Needless to say, I wasn’t happy at all. But it wasn’t just that. The couple fought time and again throughout the series, when it came to Adrian’s problems with Spirit. Use too much, it can ruin your life forever. Go on medication, it dulls the senses (Which is a large portion of this book, when Adrian is attempting to reach Jill in Spirit Dreams). I don’t think anything irritated me more than this constant cycle of discussion between Adrian and Sydney in this last book (Oh wait I lied, there was something that angered me more, more on than in a minute). It was like beating a dead horse. Honestly, it was raised nearly a half-dozen times throughout ONE BOOK. Yes, we get it. Please let that poor horse die.
The second part that infuriated me, was the fact that the book is only 300 pages long. Why am I angry? Because the entire book was rushed beyond belief. The book felt like it had a significant flow problem to it, and was so jumpy in spots. I had a difficult enough time keeping track of who was narrating each chapter, and then combined with the fast pace of the novel. Don’t get me wrong, a fast paced novel can be fantastic, if done correctly. It truly felt like Mead had rushed to complete the final entry in this series, in order to please her readers and publishers. Instead of taking an extra 100 to 150 pages to outline and clear things up just a bit more, we’re given fly by descriptions, and rushed discussions, in order to get to the end. This includes the epilogue’s ‘time jump’ and the issue with baby Declan (You’ll see what I mean when you get there).

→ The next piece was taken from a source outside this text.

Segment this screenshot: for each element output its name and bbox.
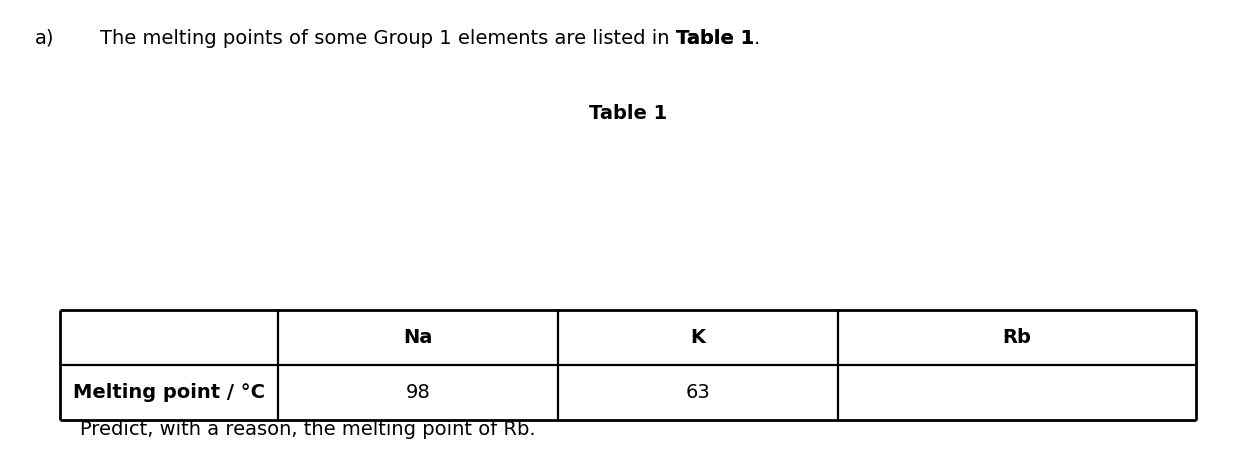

Overall, I’m heavily disappointed with this being the final entry into the series. I utterly adored getting lost in the world that she created, and loved all the characters from both the Vampire Academy series, and Bloodlines series. I just wish that The Ruby Circle had paid a bit more tribute to the creativity and talent that its author has, instead of being a disastrously hot mess of a train-wreck.